Tuesday, July 16, 2019

[U: TRO Briefing Underway] Trump's LATEST Anti-Immigration / Asylum "Rule" Will Be TRO-ed And Enjoined, Shortly.


Once again, the xenophobic morons inside 1600 Penn's west wing [Cough -- Stephen Miller?!] have been hard at work -- to no ultimate avail. ["Rules" may never trump express statutory commands.]

This latest "rule scheme" would purport to say [in direct contravention of the 1951 International Protocol on Refugees we signed, and most of the provisions of 8 USC -- see below] that no person may apply for asylum here, unless they have already applied for asylum in the first country they crossed, on their way here. As a practical matter, this would only discriminate against people seeking entrance from our border with Mexico, since that is the only geographic border which touches other countries, besides the US. [Contra, Canada.]

Also, as a practical matter, the United States may NOT, by simple internal "rule" -- [as opposed to an international treaty] purport to bind people who are from a foreign nation, even before they arrive on our soil. Finally, the Trumpists didn't even follow the APA in promulgating the "rule". So it will fail. Here is the full 34 page complaint, in the new lawsuit, and a bit, from the fine ACLU lawyers, writing it:

. . . .As part of our nation’s commitment to the protection of people fleeing persecution and consistent with our international obligations, it is longstanding federal law that merely transiting through a third country is not a basis to categorically deny asylum to refugees who arrive at our shores. . . .

Congress expressly provided in the Immigration and Nationality Act (“INA”) that a noncitizen is ineligible for asylum in the United States only if she “was firmly resettled in another country prior to arriving in the United States.” 8 U.S.C. § 1158(b)(2)(A)(vi). The concept of firm resettlement -- which involves far more than a mere transitory relationship with a third country -- dates back to international agreements crafted after World War II, and takes into account the ties an individual fleeing persecution formed with another country and his or her particular ability to enjoy safety and legal protection there. . . .

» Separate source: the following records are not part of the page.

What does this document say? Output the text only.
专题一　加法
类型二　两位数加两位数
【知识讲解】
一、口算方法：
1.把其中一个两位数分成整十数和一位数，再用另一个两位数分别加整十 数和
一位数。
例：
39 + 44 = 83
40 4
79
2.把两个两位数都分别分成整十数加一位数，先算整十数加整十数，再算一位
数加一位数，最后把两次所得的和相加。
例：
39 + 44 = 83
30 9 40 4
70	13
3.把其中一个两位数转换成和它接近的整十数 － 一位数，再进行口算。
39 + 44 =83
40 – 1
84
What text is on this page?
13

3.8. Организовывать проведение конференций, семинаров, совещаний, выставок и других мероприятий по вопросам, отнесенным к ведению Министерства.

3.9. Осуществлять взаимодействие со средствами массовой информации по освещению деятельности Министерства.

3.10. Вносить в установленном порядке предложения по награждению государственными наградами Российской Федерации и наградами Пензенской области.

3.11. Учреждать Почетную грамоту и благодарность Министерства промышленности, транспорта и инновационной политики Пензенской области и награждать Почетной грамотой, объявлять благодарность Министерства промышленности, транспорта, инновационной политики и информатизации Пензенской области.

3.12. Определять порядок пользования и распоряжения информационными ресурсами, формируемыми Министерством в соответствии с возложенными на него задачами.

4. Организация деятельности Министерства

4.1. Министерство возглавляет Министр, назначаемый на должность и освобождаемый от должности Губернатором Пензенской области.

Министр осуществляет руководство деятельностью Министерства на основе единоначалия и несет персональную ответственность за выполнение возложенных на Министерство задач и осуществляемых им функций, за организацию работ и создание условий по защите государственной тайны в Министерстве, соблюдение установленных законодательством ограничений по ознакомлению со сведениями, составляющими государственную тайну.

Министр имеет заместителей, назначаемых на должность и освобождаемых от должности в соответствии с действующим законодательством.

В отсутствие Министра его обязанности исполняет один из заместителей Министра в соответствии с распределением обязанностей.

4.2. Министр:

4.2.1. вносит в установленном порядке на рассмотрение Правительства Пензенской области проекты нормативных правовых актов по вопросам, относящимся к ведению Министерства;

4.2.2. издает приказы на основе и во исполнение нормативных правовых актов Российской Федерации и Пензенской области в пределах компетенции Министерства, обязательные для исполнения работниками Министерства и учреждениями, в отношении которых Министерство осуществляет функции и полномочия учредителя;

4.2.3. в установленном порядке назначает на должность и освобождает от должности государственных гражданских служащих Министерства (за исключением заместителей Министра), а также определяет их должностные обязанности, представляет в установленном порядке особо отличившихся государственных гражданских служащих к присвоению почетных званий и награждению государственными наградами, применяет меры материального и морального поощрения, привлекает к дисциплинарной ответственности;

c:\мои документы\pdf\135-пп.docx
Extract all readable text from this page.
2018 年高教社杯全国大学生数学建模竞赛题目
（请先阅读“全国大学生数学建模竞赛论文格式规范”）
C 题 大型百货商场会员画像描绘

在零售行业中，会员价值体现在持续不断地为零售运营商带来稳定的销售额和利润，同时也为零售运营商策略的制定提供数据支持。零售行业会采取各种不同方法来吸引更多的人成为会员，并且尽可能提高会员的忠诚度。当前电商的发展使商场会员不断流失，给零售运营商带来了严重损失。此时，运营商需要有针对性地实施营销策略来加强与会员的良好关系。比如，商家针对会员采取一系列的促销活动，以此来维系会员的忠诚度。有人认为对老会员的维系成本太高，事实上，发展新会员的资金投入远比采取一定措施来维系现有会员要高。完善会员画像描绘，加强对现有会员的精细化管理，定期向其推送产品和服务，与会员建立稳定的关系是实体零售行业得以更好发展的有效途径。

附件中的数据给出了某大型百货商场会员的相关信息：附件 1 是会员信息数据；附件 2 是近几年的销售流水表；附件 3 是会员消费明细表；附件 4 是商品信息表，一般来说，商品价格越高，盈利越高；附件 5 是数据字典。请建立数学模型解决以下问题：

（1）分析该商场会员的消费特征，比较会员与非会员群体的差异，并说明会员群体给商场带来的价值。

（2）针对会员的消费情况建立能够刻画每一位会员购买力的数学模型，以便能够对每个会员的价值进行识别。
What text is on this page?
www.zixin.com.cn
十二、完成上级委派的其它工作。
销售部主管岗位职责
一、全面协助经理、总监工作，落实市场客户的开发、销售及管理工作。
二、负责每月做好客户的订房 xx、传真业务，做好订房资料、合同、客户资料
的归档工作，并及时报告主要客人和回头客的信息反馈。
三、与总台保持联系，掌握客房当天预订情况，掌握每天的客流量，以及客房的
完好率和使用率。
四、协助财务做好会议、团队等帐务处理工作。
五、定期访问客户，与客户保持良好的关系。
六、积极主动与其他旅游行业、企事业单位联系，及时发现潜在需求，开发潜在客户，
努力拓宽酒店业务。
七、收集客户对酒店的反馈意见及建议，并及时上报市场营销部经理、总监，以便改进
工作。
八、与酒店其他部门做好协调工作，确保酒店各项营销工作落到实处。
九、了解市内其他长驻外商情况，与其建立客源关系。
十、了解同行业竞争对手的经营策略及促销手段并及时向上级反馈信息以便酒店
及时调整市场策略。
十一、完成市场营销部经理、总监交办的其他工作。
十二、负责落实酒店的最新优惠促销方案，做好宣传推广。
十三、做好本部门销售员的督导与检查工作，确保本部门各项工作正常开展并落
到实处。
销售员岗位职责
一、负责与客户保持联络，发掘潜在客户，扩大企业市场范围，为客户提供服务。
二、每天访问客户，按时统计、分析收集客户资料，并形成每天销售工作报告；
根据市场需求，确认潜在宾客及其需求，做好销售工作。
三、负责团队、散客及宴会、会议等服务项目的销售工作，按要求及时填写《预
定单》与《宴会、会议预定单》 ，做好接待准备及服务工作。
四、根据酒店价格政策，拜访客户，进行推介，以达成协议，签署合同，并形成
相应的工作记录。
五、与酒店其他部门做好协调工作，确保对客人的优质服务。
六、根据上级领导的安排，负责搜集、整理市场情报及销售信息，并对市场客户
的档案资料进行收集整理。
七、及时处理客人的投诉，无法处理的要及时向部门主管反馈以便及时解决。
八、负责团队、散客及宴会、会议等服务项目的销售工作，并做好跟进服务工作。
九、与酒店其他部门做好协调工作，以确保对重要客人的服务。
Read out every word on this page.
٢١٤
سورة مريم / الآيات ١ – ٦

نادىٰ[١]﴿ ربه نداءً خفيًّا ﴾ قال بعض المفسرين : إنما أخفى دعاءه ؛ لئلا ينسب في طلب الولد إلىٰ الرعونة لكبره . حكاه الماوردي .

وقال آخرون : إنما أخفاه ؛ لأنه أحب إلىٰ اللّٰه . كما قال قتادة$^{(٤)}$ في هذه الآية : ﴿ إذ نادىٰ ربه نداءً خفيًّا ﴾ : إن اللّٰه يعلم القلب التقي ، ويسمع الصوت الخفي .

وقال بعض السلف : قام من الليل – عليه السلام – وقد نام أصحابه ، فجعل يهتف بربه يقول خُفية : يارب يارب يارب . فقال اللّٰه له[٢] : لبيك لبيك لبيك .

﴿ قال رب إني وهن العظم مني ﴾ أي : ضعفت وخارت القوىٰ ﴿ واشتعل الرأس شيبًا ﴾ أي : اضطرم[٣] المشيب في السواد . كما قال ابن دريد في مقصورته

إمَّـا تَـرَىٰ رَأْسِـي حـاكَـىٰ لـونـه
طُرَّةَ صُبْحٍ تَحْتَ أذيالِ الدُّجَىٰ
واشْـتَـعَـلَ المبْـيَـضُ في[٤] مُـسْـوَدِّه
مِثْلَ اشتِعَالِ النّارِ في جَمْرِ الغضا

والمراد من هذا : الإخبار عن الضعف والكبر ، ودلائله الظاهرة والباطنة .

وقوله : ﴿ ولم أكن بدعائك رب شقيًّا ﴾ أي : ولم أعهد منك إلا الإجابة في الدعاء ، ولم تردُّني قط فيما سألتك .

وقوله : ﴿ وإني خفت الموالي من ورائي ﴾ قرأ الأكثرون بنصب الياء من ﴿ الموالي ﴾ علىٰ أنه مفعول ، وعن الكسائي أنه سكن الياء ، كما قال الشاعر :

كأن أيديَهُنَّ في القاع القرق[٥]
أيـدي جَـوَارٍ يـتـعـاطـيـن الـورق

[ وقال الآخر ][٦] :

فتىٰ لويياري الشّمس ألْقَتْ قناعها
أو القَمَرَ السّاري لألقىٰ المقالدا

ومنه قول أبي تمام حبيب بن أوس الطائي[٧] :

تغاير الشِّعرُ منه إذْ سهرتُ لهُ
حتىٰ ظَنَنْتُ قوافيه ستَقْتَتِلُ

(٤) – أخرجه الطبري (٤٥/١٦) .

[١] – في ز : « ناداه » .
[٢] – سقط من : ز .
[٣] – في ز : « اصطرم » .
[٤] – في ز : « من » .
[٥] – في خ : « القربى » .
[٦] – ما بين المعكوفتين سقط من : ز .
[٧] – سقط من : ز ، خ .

[Finally], Congress expressly spoke to when an asylum seeker may be removed to a third country and required to seek protection there: only where the United States and that country have entered into a bilateral or multilateral agreement, the removal is pursuant to that agreement, and there is a determination that the asylum seeker would not face persecution and “would have access to a full and fair procedure for determining a claim to asylum” in that country. 8 U.S.C. § 1158(a)(2)(A). . . .


Now you know. Again, Trump and Barr come up. . . losers. It must be. . . difficult, to be this repeatedly ignorant of -- and wrong on -- the law. Onward.